Forget Kevin Rudd’s high-brow inspiration, the courageous if obscure German theologian Dietrich Bonhoeffer, and don’t even mention Paul Keating’s beloved Austrian romantic composer Gustav Mahler. Treasurer Wayne Swan’s ideas and values come from straight from “The Boss”.
And while he might be the nation’s top economic official, it ain’t the beat of Wall Street he’s tuned in to, but the driving rhythms and power-chords of E Street.
Whether he likes it or not, Springsteen will tonight be outed as Swan’s muse - the driving force behind Australian Labor’s core economic policies from union-friendly IR laws and increased pension and family payments, to public slanging matches with billionaire mining magnates.
In a speech to be delivered tonight in Melbourne, the acting Prime Minister will lay his working class credentials on the line shamelessly deploying The Boss’s identification with the great American working class as he re-opens his recent attacks on billionaires Clive Palmer, Andrew “Twiggy’’ Forrest, and Gina Rinehart.

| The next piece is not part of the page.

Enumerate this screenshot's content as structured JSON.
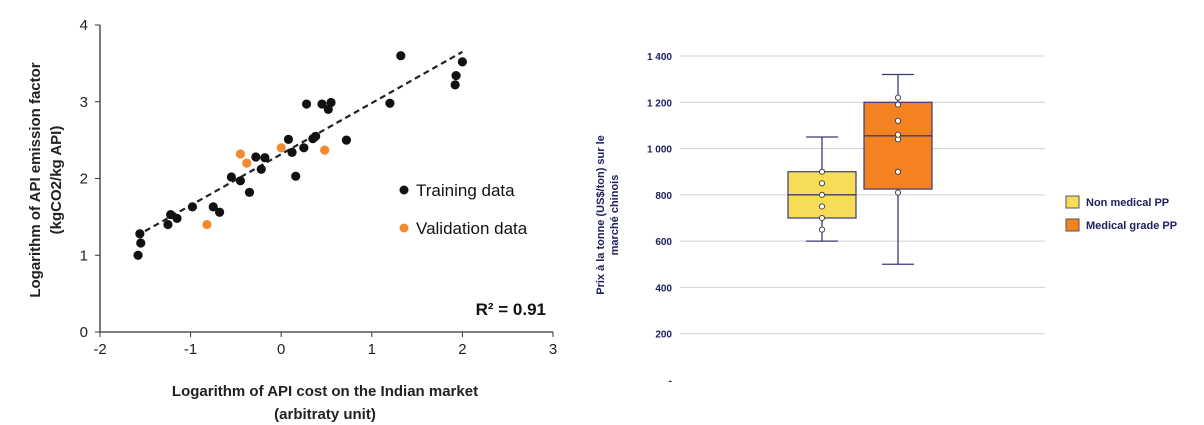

“We are in many ways the Springsteen generation - and if our generation has an anthem it is “Born to Run”, the 58 year-old will say in his John Button lecture.

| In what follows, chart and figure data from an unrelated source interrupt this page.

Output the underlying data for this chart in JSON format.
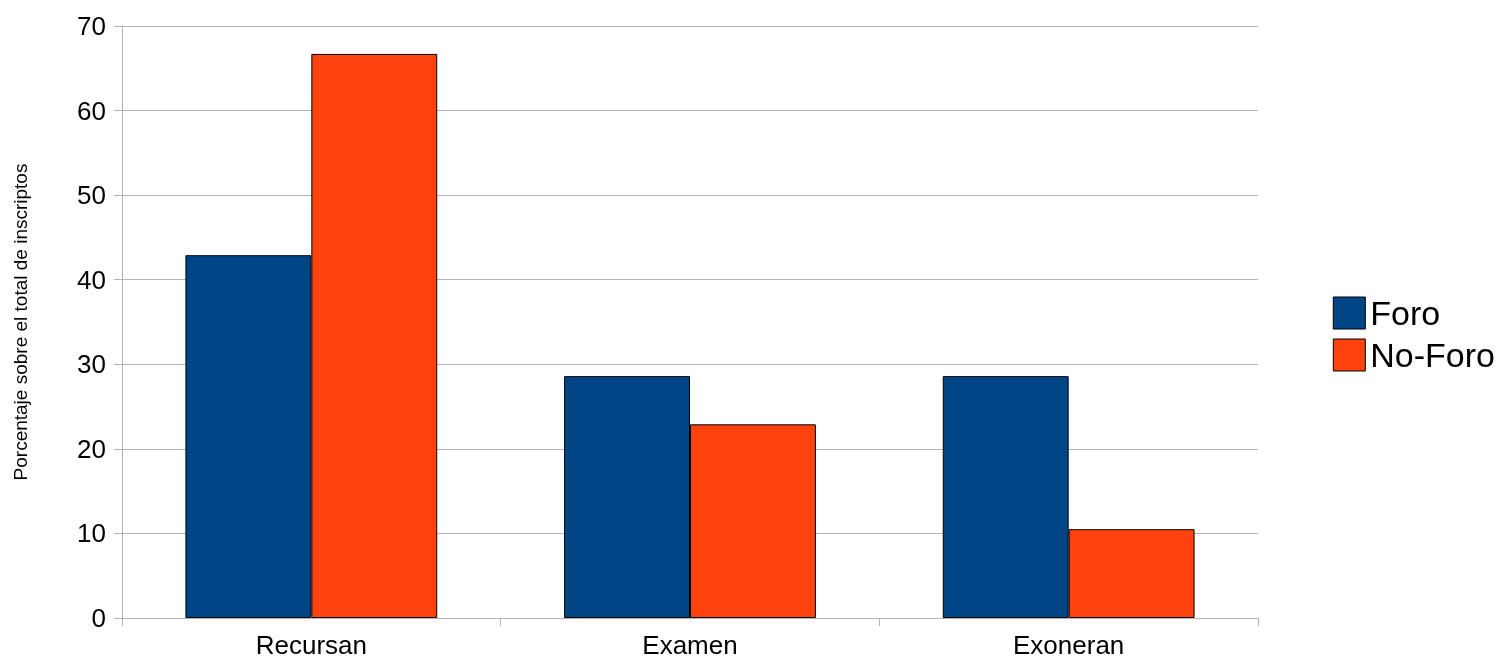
{
  "chart_data": {
    "type": "bar",
    "ylabel": "Porcentaje sobre el total de inscriptos",
    "categories": [
      "Recursan",
      "Examen",
      "Exoneran"
    ],
    "series": [
      {
        "name": "Foro",
        "color": "#004586",
        "values": [
          42.9,
          28.6,
          28.6
        ]
      },
      {
        "name": "No-Foro",
        "color": "#ff420e",
        "values": [
          66.7,
          22.9,
          10.5
        ]
      }
    ],
    "ylim": [
      0,
      70
    ],
    "yticks": [
      0,
      10,
      20,
      30,
      40,
      50,
      60,
      70
    ],
    "grid": "y",
    "legend": "right"
  }
}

“The Boss was and remains my musical hero, and not just mine, he’s the favourite musician of the Prime Minister and many others in the Government.”
But Swan is eager to have us understand, it is Springsteen rather than America he is celebrating, noting that much of The Boss’s anger comes from the disenfranchisement of working people as the middle-class shrinks and the gap between rich and poor widens.
Springsteen, of course, is known for his association with the work-a-day interests of ordinary urban folk, and for his connection to the Democratic party - particularly former presidential hopeful John Kerry and more recently, Barack Obama.
Tonight’s speech comes just months after Mr Swan’s incendiary essay in The Monthly magazine which attracted such criticism for appearing to attack success and wealth creation in Australia. Swan was accused of waging class war for nakedly political gain.
But in a speech liberally referencing Springsteen, an unrepentant Mr Swan will declare the real class war is being waged by the super rich who in the case of the aforementioned, have merely vindicated his attacks with their actions since.
“One tycoon (Palmer) is using his money to challenge the principle of fair taxation through electioneering,” he will say.
“A second (Forrest) is using his money to challenge it through the courts. And a third is using her money to challenge it by undermining independent journalism.
“Parliament, the Constitution, independent journalism: All three are fundamental pillars of our democracy, being used as their playthings, supported every step of the way by the Leader of the Opposition.”
Indeed, Swan says his only regret as Treasurer is that he didn’t go far enough when he attacked them for abusing their wealth to distort the public debate and further their own interests.
Unsurprisingly, he reserves his harshest words for the one closest to him, the heavy Queensland LNP donor Clive Palmer who had declared a plan to personally unseat the Treasurer in his electorate of Lilley at the next election.
“It was a naked threat to use his massive wealth to overturn the Government’s tax policies,” Mr Swan will say.
While Palmer has since decided to seek LNP endorsement elsewhere, Mr Swan will brand that as skulking away from a fight “in an epic display of political cowardice”.
Springsteen’s message over thirty five years, Mr Swan says, “is that to build a better society, we have to ensure the fruits of economic growth reach everyone”.
Of course Wayne Swan is not the first politician to seek the referred prestige of star-power and for many, this latest attempt will ring hollow, but few will doubt his genuine passion for the New Jersey rocker.
The question is, has The Boss really been the power behind the government?
On this, there is at least some circumstantial evidence for the existence of what we might call THE BOSS MANIFESTO. Consider the following possibilities:
“Cause we made a promise we swore we’d always remember, no retreat, baby, no surrender. - NO SURRENDER
Carbon pricing, NBN.
“Poor man wanna be rich, Rich man wanna be king, And a king ain’t satisfied,‘Til he rules everything. - BADLANDS
Minerals Resource Rent Tax; redistributive compensation for the carbon price.
“Now I’ve been looking for a job, but it’s hard to find, Down here it’s just winners and losers and don’t get caught on the wrong side of that line ... - ATLANTIC CITY
Assistance for the automotive industry.
“I guess it’s two years gone by now, We just sit around talking about the old times, she says when she feels like crying, she starts laughing thinking about glory days. - GLORY DAYS
Life for Labor before the carbon price backflip.